The road to Ipswich was the scene, in the second half of the seventeenth century, shortly after the first coaches had started running, of many highway robberies. The borough of Colchester was deeply concerned at this lawlessness, and in 1679 three men were rewarded with £6, 8s. between them "for apprehending those y^t robbed the Ipswich coach." Again, in September 1698, three men were rewarded "for pursuen hiewaymen," and for "going to Ardlegh" on that business; but as they received only two shillings each and an extra shilling for "drinck," it looks as though the pursuit was unsuccessful.

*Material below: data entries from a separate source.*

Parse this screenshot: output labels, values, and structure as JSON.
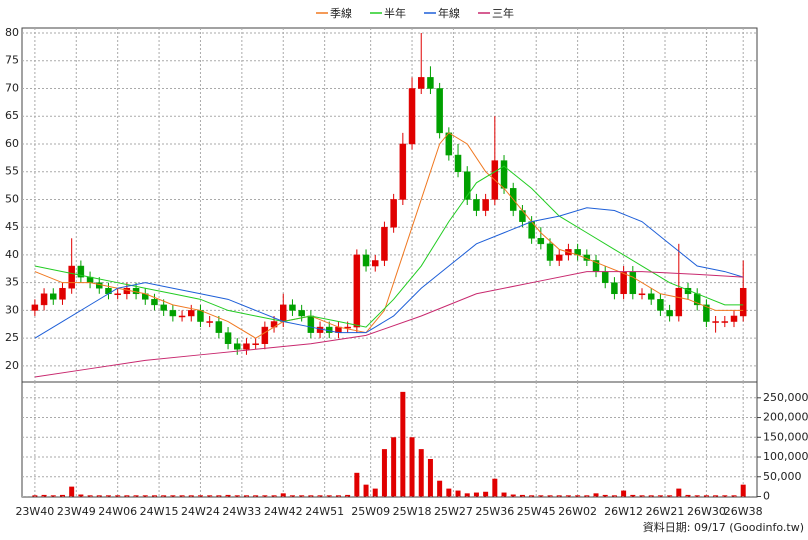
{
  "chart_data": [
    {
      "type": "candlestick",
      "x": [
        0,
        2,
        4,
        6,
        8,
        10,
        12,
        14,
        16,
        18,
        20,
        22,
        24,
        26,
        28,
        30,
        32,
        34,
        36,
        38,
        40,
        42,
        44,
        46,
        48,
        50,
        52,
        54,
        56,
        58,
        60,
        62,
        64,
        66,
        68,
        70,
        72,
        74,
        76,
        78,
        80,
        82,
        84,
        86,
        88,
        90,
        92,
        94,
        96,
        98,
        100,
        102,
        104,
        106,
        108,
        110,
        112,
        114,
        116,
        118,
        120,
        122,
        124,
        126,
        128,
        130,
        132,
        134,
        136,
        138,
        140,
        142,
        144,
        146,
        148,
        150,
        152,
        154
      ],
      "open": [
        30,
        31,
        33,
        32,
        34,
        38,
        36,
        35,
        34,
        33,
        33,
        34,
        33,
        32,
        31,
        30,
        29,
        29,
        30,
        28,
        28,
        26,
        24,
        23,
        24,
        24,
        27,
        28,
        31,
        30,
        29,
        26,
        27,
        26,
        27,
        27,
        40,
        38,
        39,
        45,
        50,
        60,
        70,
        72,
        70,
        62,
        58,
        55,
        50,
        48,
        50,
        57,
        52,
        48,
        46,
        43,
        42,
        39,
        40,
        41,
        40,
        39,
        37,
        35,
        33,
        37,
        33,
        33,
        32,
        30,
        29,
        34,
        33,
        31,
        28,
        28,
        28,
        29
      ],
      "high": [
        32,
        34,
        34,
        35,
        43,
        39,
        37,
        36,
        35,
        34,
        35,
        35,
        34,
        33,
        32,
        31,
        30,
        31,
        31,
        29,
        29,
        27,
        25,
        25,
        25,
        28,
        29,
        33,
        32,
        31,
        30,
        28,
        28,
        28,
        28,
        41,
        41,
        40,
        46,
        51,
        62,
        72,
        80,
        74,
        71,
        63,
        60,
        56,
        51,
        51,
        65,
        58,
        53,
        49,
        47,
        45,
        43,
        41,
        42,
        42,
        41,
        40,
        38,
        36,
        38,
        38,
        34,
        34,
        33,
        31,
        42,
        35,
        34,
        32,
        29,
        29,
        30,
        39
      ],
      "low": [
        29,
        30,
        31,
        31,
        33,
        35,
        34,
        33,
        32,
        32,
        32,
        32,
        31,
        30,
        29,
        28,
        28,
        28,
        27,
        27,
        25,
        23,
        22,
        22,
        23,
        23,
        26,
        27,
        29,
        28,
        25,
        25,
        25,
        25,
        26,
        26,
        37,
        37,
        38,
        44,
        49,
        59,
        69,
        69,
        61,
        57,
        54,
        49,
        47,
        47,
        49,
        51,
        47,
        45,
        42,
        41,
        38,
        38,
        39,
        39,
        38,
        36,
        34,
        32,
        32,
        32,
        32,
        31,
        29,
        28,
        28,
        32,
        30,
        27,
        26,
        27,
        27,
        28
      ],
      "close": [
        31,
        33,
        32,
        34,
        38,
        36,
        35,
        34,
        33,
        33,
        34,
        33,
        32,
        31,
        30,
        29,
        29,
        30,
        28,
        28,
        26,
        24,
        23,
        24,
        24,
        27,
        28,
        31,
        30,
        29,
        26,
        27,
        26,
        27,
        27,
        40,
        38,
        39,
        45,
        50,
        60,
        70,
        72,
        70,
        62,
        58,
        55,
        50,
        48,
        50,
        57,
        52,
        48,
        46,
        43,
        42,
        39,
        40,
        41,
        40,
        39,
        37,
        35,
        33,
        37,
        33,
        33,
        32,
        30,
        29,
        34,
        33,
        31,
        28,
        28,
        28,
        29,
        34
      ],
      "up_color": "#e00000",
      "down_color": "#00a000",
      "xlim": [
        -2.8,
        157
      ],
      "ylim": [
        17.1,
        80.9
      ],
      "yticks": [
        20,
        25,
        30,
        35,
        40,
        45,
        50,
        55,
        60,
        65,
        70,
        75,
        80
      ],
      "grid": true,
      "legend": "top",
      "series": [
        {
          "name": "季線",
          "color": "#f07820",
          "x": [
            0,
            6,
            12,
            18,
            24,
            30,
            36,
            42,
            48,
            54,
            60,
            66,
            72,
            76,
            80,
            84,
            88,
            90,
            94,
            98,
            102,
            106,
            110,
            114,
            118,
            124,
            130,
            136,
            142,
            148,
            154
          ],
          "values": [
            37,
            35,
            35,
            34,
            33,
            31,
            30,
            28,
            25,
            28,
            29,
            27,
            26,
            30,
            40,
            50,
            60,
            62,
            60,
            55,
            52,
            48,
            44,
            41,
            40,
            38,
            36,
            33,
            32,
            30,
            30
          ]
        },
        {
          "name": "半年",
          "color": "#22cc22",
          "x": [
            0,
            6,
            12,
            18,
            24,
            30,
            36,
            42,
            48,
            54,
            60,
            66,
            72,
            78,
            84,
            90,
            96,
            102,
            108,
            114,
            120,
            126,
            132,
            138,
            144,
            150,
            154
          ],
          "values": [
            38,
            37,
            36,
            35,
            34,
            33,
            32,
            30,
            29,
            28,
            29,
            28,
            27,
            32,
            38,
            46,
            53,
            56,
            52,
            47,
            44,
            41,
            38,
            35,
            33,
            31,
            31
          ]
        },
        {
          "name": "年線",
          "color": "#1e5fd8",
          "x": [
            0,
            6,
            12,
            18,
            24,
            30,
            36,
            42,
            48,
            54,
            60,
            66,
            72,
            78,
            84,
            90,
            96,
            102,
            108,
            114,
            120,
            126,
            132,
            138,
            144,
            150,
            154
          ],
          "values": [
            25,
            28,
            31,
            34,
            35,
            34,
            33,
            32,
            30,
            28,
            27,
            26,
            26,
            29,
            34,
            38,
            42,
            44,
            46,
            47,
            48.5,
            48,
            46,
            42,
            38,
            37,
            36
          ]
        },
        {
          "name": "三年",
          "color": "#c8286e",
          "x": [
            0,
            12,
            24,
            36,
            48,
            60,
            72,
            84,
            96,
            108,
            120,
            132,
            144,
            154
          ],
          "values": [
            18,
            19.5,
            21,
            22,
            23,
            24,
            25.5,
            29,
            33,
            35,
            37,
            37,
            36.5,
            36
          ]
        }
      ]
    },
    {
      "type": "bar",
      "values": [
        3000,
        4000,
        3000,
        4000,
        25000,
        5000,
        3000,
        3000,
        3000,
        3000,
        3000,
        3000,
        3000,
        3000,
        3000,
        3000,
        3000,
        3000,
        3000,
        3000,
        3000,
        4000,
        3000,
        3000,
        3000,
        3000,
        3000,
        8000,
        3000,
        3000,
        3000,
        3000,
        3000,
        3000,
        4000,
        60000,
        30000,
        20000,
        120000,
        150000,
        265000,
        150000,
        120000,
        95000,
        40000,
        20000,
        15000,
        8000,
        10000,
        12000,
        45000,
        10000,
        5000,
        4000,
        3000,
        3000,
        3000,
        3000,
        3000,
        3000,
        3000,
        8000,
        4000,
        3000,
        15000,
        4000,
        3000,
        3000,
        3000,
        3000,
        20000,
        4000,
        3000,
        3000,
        3000,
        3000,
        3000,
        30000
      ],
      "color": "#e00000",
      "xlim": [
        -2.8,
        157
      ],
      "ylim": [
        0,
        290000
      ],
      "xticks": [
        {
          "value": 0,
          "label": "23W40"
        },
        {
          "value": 9,
          "label": "23W49"
        },
        {
          "value": 18,
          "label": "24W06"
        },
        {
          "value": 27,
          "label": "24W15"
        },
        {
          "value": 36,
          "label": "24W24"
        },
        {
          "value": 45,
          "label": "24W33"
        },
        {
          "value": 54,
          "label": "24W42"
        },
        {
          "value": 63,
          "label": "24W51"
        },
        {
          "value": 73,
          "label": "25W09"
        },
        {
          "value": 82,
          "label": "25W18"
        },
        {
          "value": 91,
          "label": "25W27"
        },
        {
          "value": 100,
          "label": "25W36"
        },
        {
          "value": 109,
          "label": "25W45"
        },
        {
          "value": 118,
          "label": "26W02"
        },
        {
          "value": 128,
          "label": "26W12"
        },
        {
          "value": 137,
          "label": "26W21"
        },
        {
          "value": 146,
          "label": "26W30"
        },
        {
          "value": 154,
          "label": "26W38"
        }
      ],
      "yticks": [
        0,
        {
          "value": 50000,
          "label": "50,000"
        },
        {
          "value": 100000,
          "label": "100,000"
        },
        {
          "value": 150000,
          "label": "150,000"
        },
        {
          "value": 200000,
          "label": "200,000"
        },
        {
          "value": 250000,
          "label": "250,000"
        }
      ],
      "grid": true,
      "source": "資料日期: 09/17 (Goodinfo.tw)"
    }
  ]
}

The high road, to which we have now returned, has already been described as an excellent highway, but Dilbridge, a hamlet, and a roadside inn on what was once Ardleigh Heath, alone break its solitude. It has, however, the advantage of commanding the best general view of Colchester, with the inevitable Jumbo prominent, and the new-risen Town Hall tower in rivalry with it.
Suddenly, when six miles from Colchester, the road changes its character and drops sharply down by an almost precipitous descent, to where a lazy river is seen flowing picturesquely in loops and bends between the grey-green foliage of willows lining either bank. It flows through a land of rich green meadows and yellow cornfields; a land, too, of noble elms and oaks. In the far distance the waters of a salt estuary sparkle in the sun, while in between, from this Pisgah height, rises the tall tower of a church. The river is the Stour, dividing Essex and Suffolk, and the pleasant vale, the Vale of Dedham. The estuary is that of the Stour at Manningtree, and the church tower that of Dedham. This, indeed, is the Constable Country, and that fact explains the homelike and familiar look it wears, even to the stranger. Constable, born close by at East Bergholt, painted these scenes lovingly for over forty years, and remained constant to his native vale all his life. By the magic power that comes of sympathy, he transferred the spirit of these lanes and fields and trees to canvas as faithfully as he did their form and colour; with the result that the veriest stranger viewing them becomes reminiscent.